The former packing floor of the mill, now Mill Commons, now features the museum store, cafe, changing exhibits, and visitor information. The exhibits are free to the public during regular museum hours and change two to three times per year.

Upcoming exhibit

A painting from Mike Melman of Garfield Avenue in Minneapolis

Minnesota Cityscapes by Mike Melman

February 20 – May 11, 2025
This exhibit features 20 paintings by the late painter, photographer, and architect Mike Melman, capturing Minnesota urban and small town scenes in the quiet hours of dawn or evening. The exhibit is free and open to the public in the museum’s main lobby (Mill Commons) during regular museum hours from February 20, 2025 to May 11, 2025.

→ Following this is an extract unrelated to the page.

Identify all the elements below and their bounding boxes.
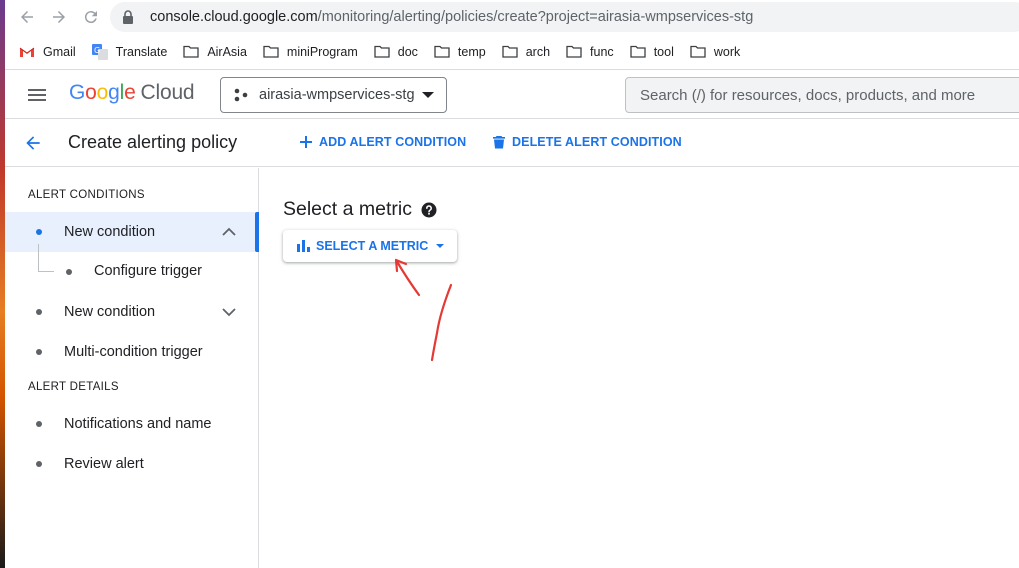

Trained in his native New York City as artist and architect, Mike Melman moved to Minnesota in 1972. Arriving by train on the Stone Arch Bridge, Melman was enchanted by the Minneapolis milling district and soon began photographing the rapidly disappearing urban landscape of Minnesota. His black and white photographs, typically taken as the rest of the city slept, invited viewers to appreciate the beauty and significance of overlooked places like train yards, factories, and shipyards. These photographs are in the collections of the Minneapolis Institute of Arts and the Minnesota Historical Society, and were published in the book The Quiet Hours: City Photographs by Mike Melman in 2003.

Later in his life Melman revisited his old negatives and found scenes he thought could tell a better story with acrylics. The results were gritty and mysterious cityscapes largely devoid of people, automobiles and trees. This exhibit is a selection of these paintings including scenes of Minneapolis, St. Paul, Duluth/Superior, Little Falls, Albert Lea, and Brainerd. Since Mike’s death in 2021, his widow, Lotte Melman has been donating his work to institutions like the Minnesota Historical Society and Hennepin History Museum. The paintings in this exhibit are on loan from Lotte Melman and are available for purchase by contacting her at melmanlieselotte@gmail.com.

Mill City Museum previously exhibited “The Quiet Hours: City Photographs by Mike Melman” from November 7, 2003 – May 2, 2004.